Constant Omari, le deuxième vice-président de l’institution vient sur RFI pour avocasser en faveur de son gaffeur de président et il s’emmêle les pinceaux, confondant la Maïeutique et l’ironie de Socrate, qui sont deux méthodes différentes, il confirme que rien n’a été fait pour déposséder le Cameroun de sa CAN et il reste flou et évasif sur le cas des deux larrons suivants : la Côte d’Ivoire et la Guinée. On a entendu les réactions de Paul Biya et de Alassane Ouattara, pas encore de Alpha Condé, président de l’UA et bien sur les talons venant des « Grandes vacances », or un tir groupé marque la détermination. Ce qui était en train de se mijoter au sein de CAF est grave. On comprend que ce soit un francophone qui se fasse avocaillon pour avocasse en faveur d’un Ahmad-Ahmad provocateur, enquiquineur et espiègle souhait, en plus, un petit peu impulsif.

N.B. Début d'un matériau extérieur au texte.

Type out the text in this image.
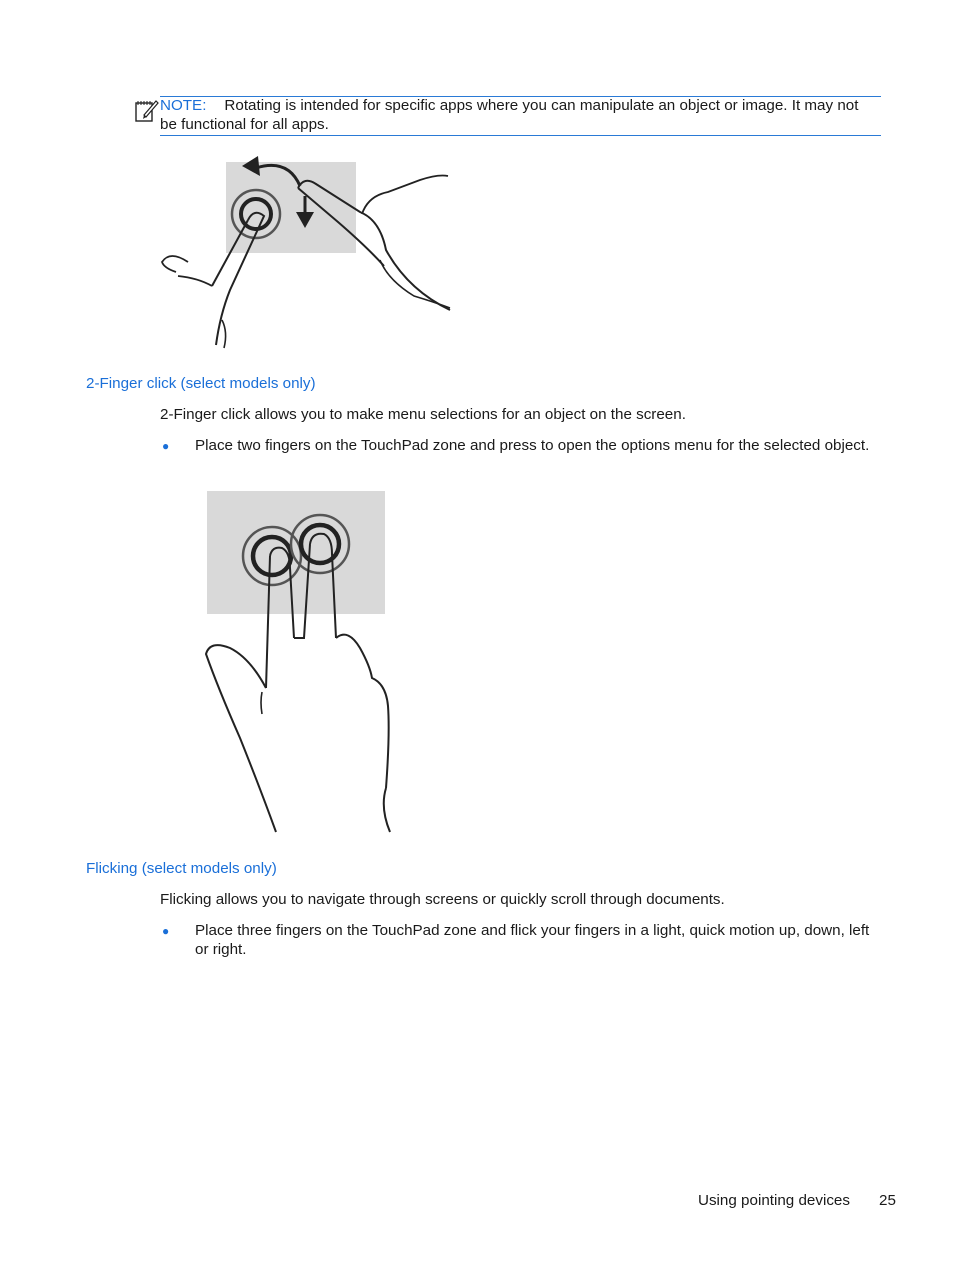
NOTE: Rotating is intended for specific apps where you can manipulate an object or image. It may not be functional for all apps.
2-Finger click (select models only)
2-Finger click allows you to make menu selections for an object on the screen.
● Place two fingers on the TouchPad zone and press to open the options menu for the selected object.
Flicking (select models only)
Flicking allows you to navigate through screens or quickly scroll through documents.
● Place three fingers on the TouchPad zone and flick your fingers in a light, quick motion up, down, left or right.
Using pointing devices 25
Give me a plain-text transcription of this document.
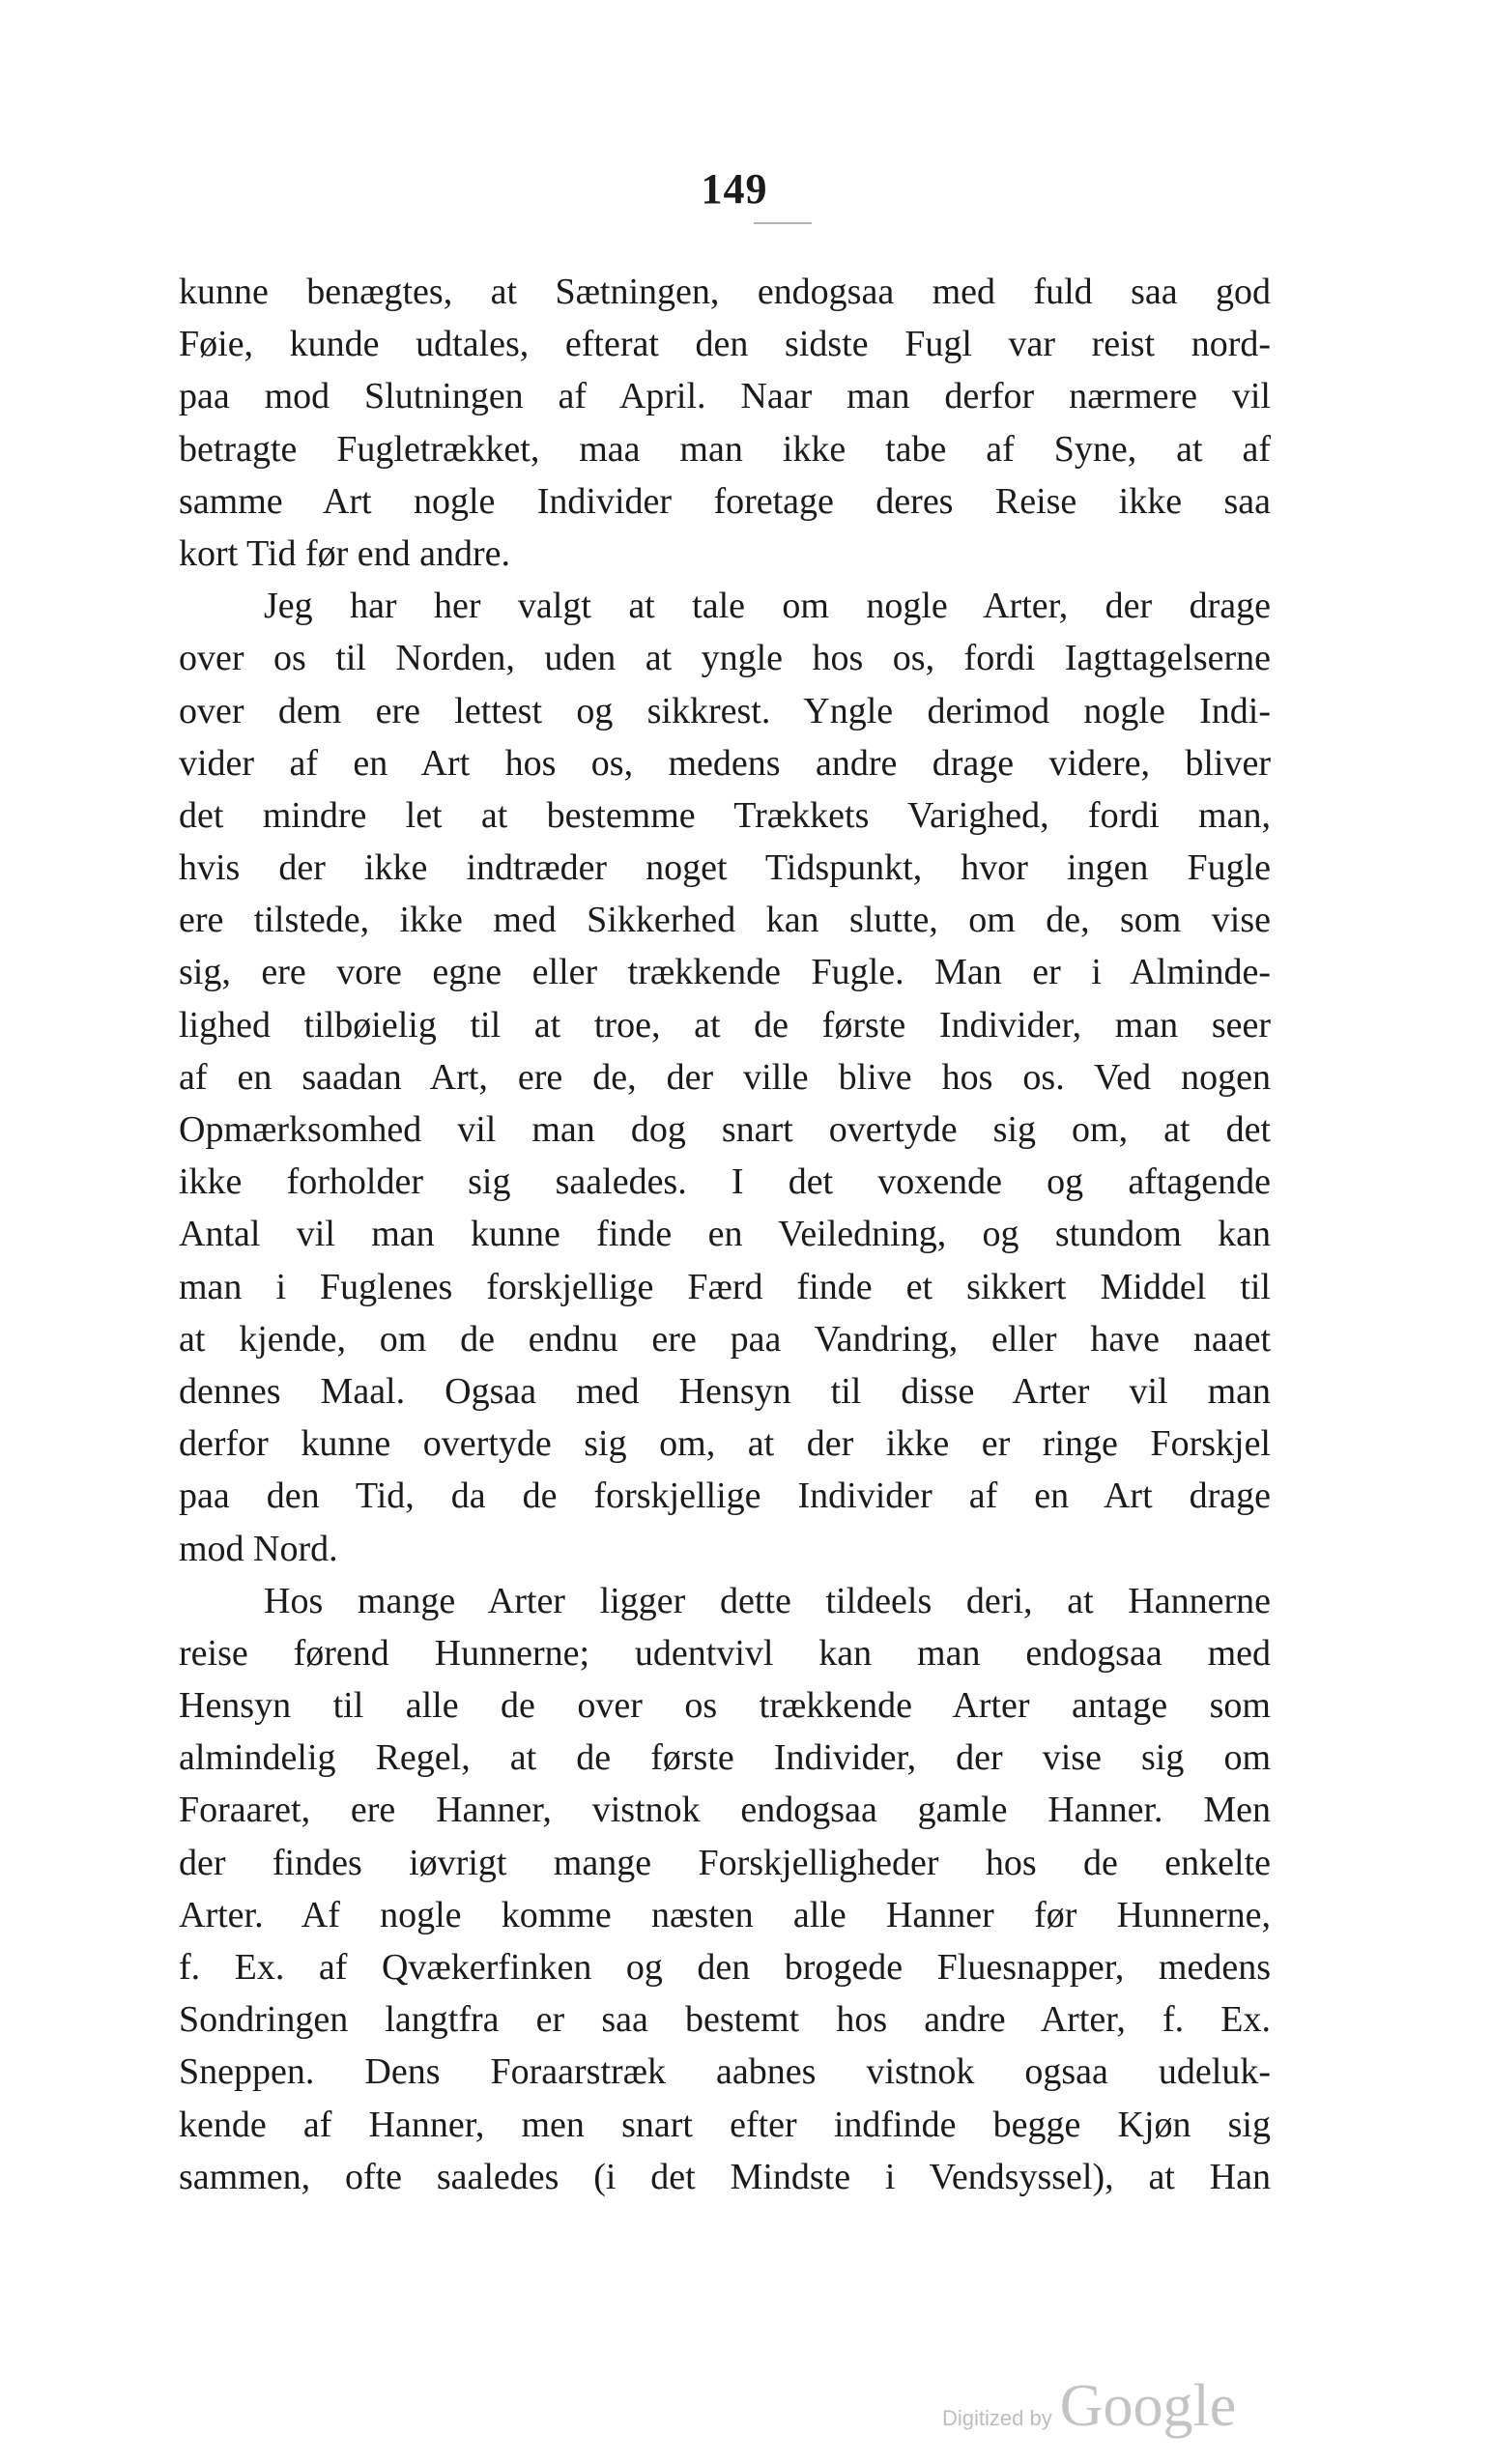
149
kunne benægtes, at Sætningen, endogsaa med fuld saa god
Føie, kunde udtales, efterat den sidste Fugl var reist nord-
paa mod Slutningen af April. Naar man derfor nærmere vil
betragte Fugletrækket, maa man ikke tabe af Syne, at af
samme Art nogle Individer foretage deres Reise ikke saa
kort Tid før end andre.
Jeg har her valgt at tale om nogle Arter, der drage
over os til Norden, uden at yngle hos os, fordi Iagttagelserne
over dem ere lettest og sikkrest. Yngle derimod nogle Indi-
vider af en Art hos os, medens andre drage videre, bliver
det mindre let at bestemme Trækkets Varighed, fordi man,
hvis der ikke indtræder noget Tidspunkt, hvor ingen Fugle
ere tilstede, ikke med Sikkerhed kan slutte, om de, som vise
sig, ere vore egne eller trækkende Fugle. Man er i Alminde-
lighed tilbøielig til at troe, at de første Individer, man seer
af en saadan Art, ere de, der ville blive hos os. Ved nogen
Opmærksomhed vil man dog snart overtyde sig om, at det
ikke forholder sig saaledes. I det voxende og aftagende
Antal vil man kunne finde en Veiledning, og stundom kan
man i Fuglenes forskjellige Færd finde et sikkert Middel til
at kjende, om de endnu ere paa Vandring, eller have naaet
dennes Maal. Ogsaa med Hensyn til disse Arter vil man
derfor kunne overtyde sig om, at der ikke er ringe Forskjel
paa den Tid, da de forskjellige Individer af en Art drage
mod Nord.
Hos mange Arter ligger dette tildeels deri, at Hannerne
reise førend Hunnerne; udentvivl kan man endogsaa med
Hensyn til alle de over os trækkende Arter antage som
almindelig Regel, at de første Individer, der vise sig om
Foraaret, ere Hanner, vistnok endogsaa gamle Hanner. Men
der findes iøvrigt mange Forskjelligheder hos de enkelte
Arter. Af nogle komme næsten alle Hanner før Hunnerne,
f. Ex. af Qvækerfinken og den brogede Fluesnapper, medens
Sondringen langtfra er saa bestemt hos andre Arter, f. Ex.
Sneppen. Dens Foraarstræk aabnes vistnok ogsaa udeluk-
kende af Hanner, men snart efter indfinde begge Kjøn sig
sammen, ofte saaledes (i det Mindste i Vendsyssel), at Han
Digitized by Google
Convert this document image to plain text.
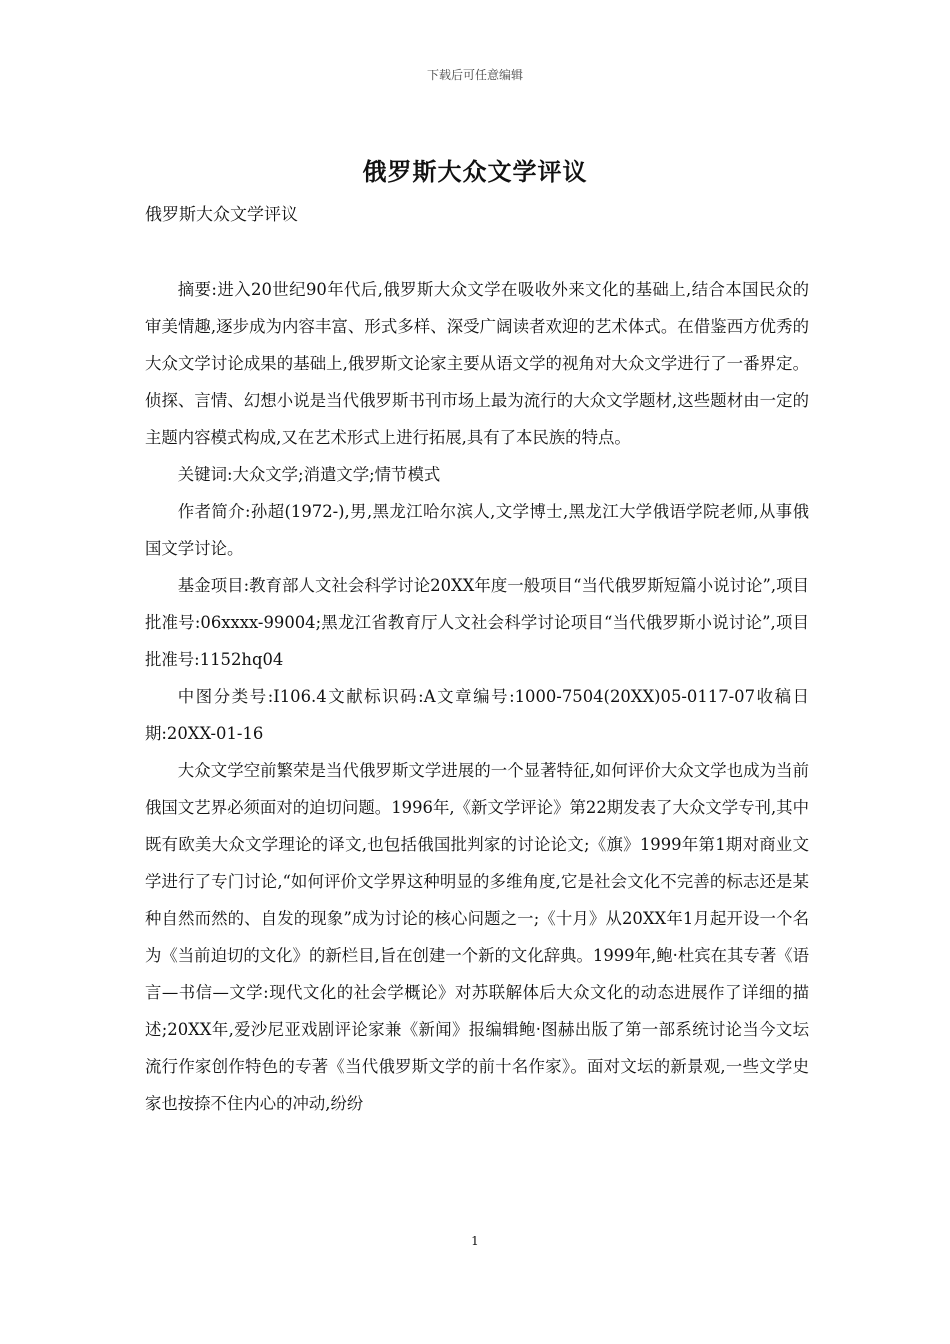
下载后可任意编辑
俄罗斯大众文学评议
俄罗斯大众文学评议

摘要:进入20世纪90年代后,俄罗斯大众文学在吸收外来文化的基础上,结合本国民众的审美情趣,逐步成为内容丰富、形式多样、深受广阔读者欢迎的艺术体式。在借鉴西方优秀的大众文学讨论成果的基础上,俄罗斯文论家主要从语文学的视角对大众文学进行了一番界定。侦探、言情、幻想小说是当代俄罗斯书刊市场上最为流行的大众文学题材,这些题材由一定的主题内容模式构成,又在艺术形式上进行拓展,具有了本民族的特点。

关键词:大众文学;消遣文学;情节模式

作者简介:孙超(1972-),男,黑龙江哈尔滨人,文学博士,黑龙江大学俄语学院老师,从事俄国文学讨论。

基金项目:教育部人文社会科学讨论20XX年度一般项目“当代俄罗斯短篇小说讨论”,项目批准号:06xxxx-99004;黑龙江省教育厅人文社会科学讨论项目“当代俄罗斯小说讨论”,项目批准号:1152hq04

中图分类号:I106.4文献标识码:A文章编号:1000-7504(20XX)05-0117-07收稿日期:20XX-01-16

大众文学空前繁荣是当代俄罗斯文学进展的一个显著特征,如何评价大众文学也成为当前俄国文艺界必须面对的迫切问题。1996年,《新文学评论》第22期发表了大众文学专刊,其中既有欧美大众文学理论的译文,也包括俄国批判家的讨论论文;《旗》1999年第1期对商业文学进行了专门讨论,“如何评价文学界这种明显的多维角度,它是社会文化不完善的标志还是某种自然而然的、自发的现象”成为讨论的核心问题之一;《十月》从20XX年1月起开设一个名为《当前迫切的文化》的新栏目,旨在创建一个新的文化辞典。1999年,鲍·杜宾在其专著《语言—书信—文学:现代文化的社会学概论》对苏联解体后大众文化的动态进展作了详细的描述;20XX年,爱沙尼亚戏剧评论家兼《新闻》报编辑鲍·图赫出版了第一部系统讨论当今文坛流行作家创作特色的专著《当代俄罗斯文学的前十名作家》。面对文坛的新景观,一些文学史家也按捺不住内心的冲动,纷纷

1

Tout est bien qui finit bien. Si le Cameroun organisera sa CAN, il n’y a aucune raison que la Côte d’Ivoire et la Guinée n’organiseront pas les leurs. La Polémique est éteinte. Pourquoi l’avoir déclenchée ?

Parlant de nous, au pays du oui et du non, les choses acceptées comme telles sont autrement plus contraignantes ? Omari a parlé de 20 caméras haute définition, mais est-ce au pays organisateur de remplir ces charges ? Le COCAN, il est toujours en couveuse ?

Rien ne sert de courir, comme le pauvre Cameroun, qui a le feu derrière, il faut partir à point. Six stades et des infrastructures supplémentaires dans tous les domaines.